The play is set in "2014. Late Obama Years," but the creative team of Hudes (who won a Pulitzer for “Water by the Spoonful” and a Tony for “In the Heights”) and McKeown began writing the musical in 2011. It's actually an adaptation of Hudes' 2009 play, "26 Miles."

"Miss You Like Hell" is shrouded by the fact that Beatriz may be torn from the daughter she is just getting to know. The two were separated four years earlier when Beatriz lost a contentious custody battle. Now she says she is rescuing Olivia, who threatened suicide on her confessional blog. But there's a twist: She needs her daughter to stand in as a character witness at her upcoming immigration hearing, and Olivia realizes that Beatriz is not simply showing a sudden outpouring of maternal love. Beatriz is both a broken-hearted mother and a schemer, and Johanna Carlisle-Zepeda shows both sides, seguing from concern and affection to sarcasm and rage. As Olivia, Krystal Hernandez wears her animosity and angst on her slumped shoulders.
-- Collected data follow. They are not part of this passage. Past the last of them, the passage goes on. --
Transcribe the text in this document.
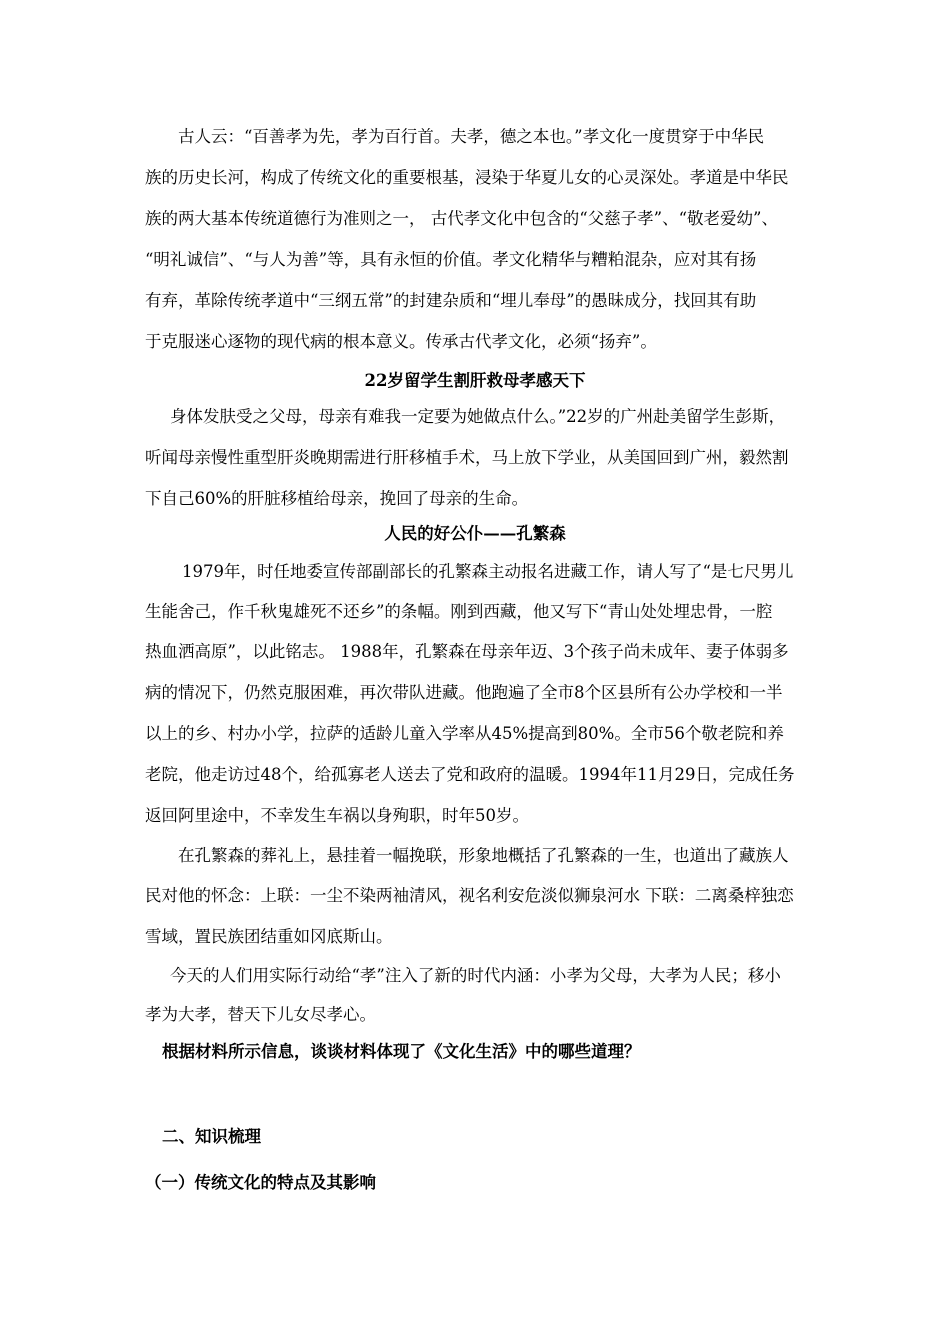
古人云：“百善孝为先，孝为百行首。夫孝，德之本也。”孝文化一度贯穿于中华民
族的历史长河，构成了传统文化的重要根基，浸染于华夏儿女的心灵深处。孝道是中华民
族的两大基本传统道德行为准则之一， 古代孝文化中包含的“父慈子孝”、“敬老爱幼”、
“明礼诚信”、“与人为善”等，具有永恒的价值。孝文化精华与糟粕混杂，应对其有扬
有弃，革除传统孝道中“三纲五常”的封建杂质和“埋儿奉母”的愚昧成分，找回其有助
于克服迷心逐物的现代病的根本意义。传承古代孝文化，必须“扬弃”。
22岁留学生割肝救母孝感天下
身体发肤受之父母，母亲有难我一定要为她做点什么。”22岁的广州赴美留学生彭斯，
听闻母亲慢性重型肝炎晚期需进行肝移植手术，马上放下学业，从美国回到广州，毅然割
下自己60%的肝脏移植给母亲，挽回了母亲的生命。
人民的好公仆——孔繁森
1979年，时任地委宣传部副部长的孔繁森主动报名进藏工作，请人写了“是七尺男儿
生能舍己，作千秋鬼雄死不还乡”的条幅。刚到西藏，他又写下“青山处处埋忠骨，一腔
热血洒高原”，以此铭志。 1988年，孔繁森在母亲年迈、3个孩子尚未成年、妻子体弱多
病的情况下，仍然克服困难，再次带队进藏。他跑遍了全市8个区县所有公办学校和一半
以上的乡、村办小学，拉萨的适龄儿童入学率从45%提高到80%。全市56个敬老院和养
老院，他走访过48个，给孤寡老人送去了党和政府的温暖。1994年11月29日，完成任务
返回阿里途中，不幸发生车祸以身殉职，时年50岁。
在孔繁森的葬礼上，悬挂着一幅挽联，形象地概括了孔繁森的一生，也道出了藏族人
民对他的怀念：上联：一尘不染两袖清风，视名利安危淡似狮泉河水 下联：二离桑梓独恋
雪域，置民族团结重如冈底斯山。
今天的人们用实际行动给“孝”注入了新的时代内涵：小孝为父母，大孝为人民；移小
孝为大孝，替天下儿女尽孝心。
根据材料所示信息，谈谈材料体现了《文化生活》中的哪些道理？
二、知识梳理
（一）传统文化的特点及其影响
Beatriz calls her bookish daughter a “zombie.” Olivia describes her mother as “the Michelangelo of self-interest.” Carlisle-Zepeda’s Beatriz is a flighty free spirit with a spring in her steps, and Hernandez’ Olivia sings the alphabet backward when she has panic attacks. Their scenes and duets are engaging, as they tug and pull at each other and try to reconcile.

Krystal Hernandez as Olivia in "Miss You Like Hell." (Courtesy Evgenia Eliseeva/A.R.T.)
Krystal Hernandez as Olivia in "Miss You Like Hell." (Courtesy Evgenia Eliseeva/A.R.T.)
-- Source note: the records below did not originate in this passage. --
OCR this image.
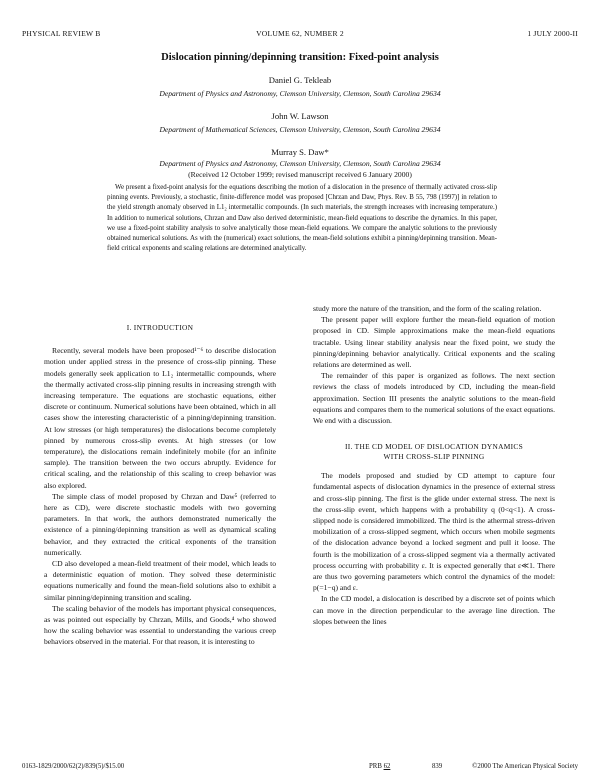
PHYSICAL REVIEW B	VOLUME 62, NUMBER 2	1 JULY 2000-II
Dislocation pinning/depinning transition: Fixed-point analysis
Daniel G. Tekleab
Department of Physics and Astronomy, Clemson University, Clemson, South Carolina 29634
John W. Lawson
Department of Mathematical Sciences, Clemson University, Clemson, South Carolina 29634
Murray S. Daw*
Department of Physics and Astronomy, Clemson University, Clemson, South Carolina 29634
(Received 12 October 1999; revised manuscript received 6 January 2000)
We present a fixed-point analysis for the equations describing the motion of a dislocation in the presence of thermally activated cross-slip pinning events. Previously, a stochastic, finite-difference model was proposed [Chrzan and Daw, Phys. Rev. B 55, 798 (1997)] in relation to the yield strength anomaly observed in L1₂ intermetallic compounds. (In such materials, the strength increases with increasing temperature.) In addition to numerical solutions, Chrzan and Daw also derived deterministic, mean-field equations to describe the dynamics. In this paper, we use a fixed-point stability analysis to solve analytically those mean-field equations. We compare the analytic solutions to the previously obtained numerical solutions. As with the (numerical) exact solutions, the mean-field solutions exhibit a pinning/depinning transition. Mean-field critical exponents and scaling relations are determined analytically.
I. INTRODUCTION

Recently, several models have been proposed¹⁻⁶ to describe dislocation motion under applied stress in the presence of cross-slip pinning. These models generally seek application to L1₂ intermetallic compounds, where the thermally activated cross-slip pinning results in increasing strength with increasing temperature. The equations are stochastic equations, either discrete or continuum. Numerical solutions have been obtained, which in all cases show the interesting characteristic of a pinning/depinning transition. At low stresses (or high temperatures) the dislocations become completely pinned by numerous cross-slip events. At high stresses (or low temperature), the dislocations remain indefinitely mobile (for an infinite sample). The transition between the two occurs abruptly. Evidence for critical scaling, and the relationship of this scaling to creep behavior was also explored.

The simple class of model proposed by Chrzan and Daw⁵ (referred to here as CD), were discrete stochastic models with two governing parameters. In that work, the authors demonstrated numerically the existence of a pinning/depinning transition as well as dynamical scaling behavior, and they extracted the critical exponents of the transition numerically.

CD also developed a mean-field treatment of their model, which leads to a deterministic equation of motion. They solved these deterministic equations numerically and found the mean-field solutions also to exhibit a similar pinning/depinning transition and scaling.

The scaling behavior of the models has important physical consequences, as was pointed out especially by Chrzan, Mills, and Goods,⁴ who showed how the scaling behavior was essential to understanding the various creep behaviors observed in the material. For that reason, it is interesting to

study more the nature of the transition, and the form of the scaling relation.

The present paper will explore further the mean-field equation of motion proposed in CD. Simple approximations make the mean-field equations tractable. Using linear stability analysis near the fixed point, we study the pinning/depinning behavior analytically. Critical exponents and the scaling relations are determined as well.

The remainder of this paper is organized as follows. The next section reviews the class of models introduced by CD, including the mean-field approximation. Section III presents the analytic solutions to the mean-field equations and compares them to the numerical solutions of the exact equations. We end with a discussion.

II. THE CD MODEL OF DISLOCATION DYNAMICS
WITH CROSS-SLIP PINNING

The models proposed and studied by CD attempt to capture four fundamental aspects of dislocation dynamics in the presence of external stress and cross-slip pinning. The first is the glide under external stress. The next is the cross-slip event, which happens with a probability q (0<q<1). A cross-slipped node is considered immobilized. The third is the athermal stress-driven mobilization of a cross-slipped segment, which occurs when mobile segments of the dislocation advance beyond a locked segment and pull it loose. The fourth is the mobilization of a cross-slipped segment via a thermally activated process occurring with probability ε. It is expected generally that ε≪1. There are thus two governing parameters which control the dynamics of the model: p(=1−q) and ε.

In the CD model, a dislocation is described by a discrete set of points which can move in the direction perpendicular to the average line direction. The slopes between the lines

0163-1829/2000/62(2)/839(5)/$15.00	PRB 62	839	©2000 The American Physical Society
By design, the secondary characters are an amalgamation of the country, including an elderly gay couple whose goal is to get married in all 50 states, a junior park ranger at Yellowstone National Park who just happens to read Olivia’s blog, and a Mexican tamale vendor who pops up out of nowhere in South Dakota. They are all nice, nice, nice, as if answering Beatriz’s opening plea to back her up. Adrian Peguero manages to sing the cloying song “Tamales” with heart, but it sounds like a tune that didn’t make the cut in “Waitress.” Raijene Murchison is endearing as the junior park ranger, even if the character is a device to show that immigrants appreciate the splendor of the national park system (now partly shuttered by the government shutdown).

McKeown is an artist known for blending musical styles and defying categorization. While the score is a pastiche of the American musical catalog, none of the songs are memorable and many border on precious. A rah-rah chorus meant to look like America cheers on the travelers, with advice like “Look for home,” “You can do this,” and sometimes just plain “Ooh ahh.”

In director Summer L. Williams’ production, the chorus marches around in circles, like Up with People without the costumes and the choreography. At Oberon, most of the action unfolds on a small, circular playing space surrounded by café seating. The transitions between scenes are creaky, and Erik D. Diaz’ set is little more than a few road signs and two wooden wheels you might see by the side of a highway. The staging is all over the place and doesn’t show a clear trajectory in time and place.

In the end, though, “Miss You Like Hell” humanizes a story that is all-too common. Despite my enormous frustration with the side trips and sugar, the final song got me at last, crystallizing the trauma of our troubled times. The musical has been reworked several times, and the creative team should consider another tune-up. The family vacation may be over, but the journey for the dynamic mother-daughter pair has just begun.


Miss You Like Hell” runs at Oberon in Cambridge through Jan. 27.


Patti Hartigan is an award-winning journalist who was a longtime arts reporter and drama critic for The Boston Globe. She is working on a biography of playwright August Wilson.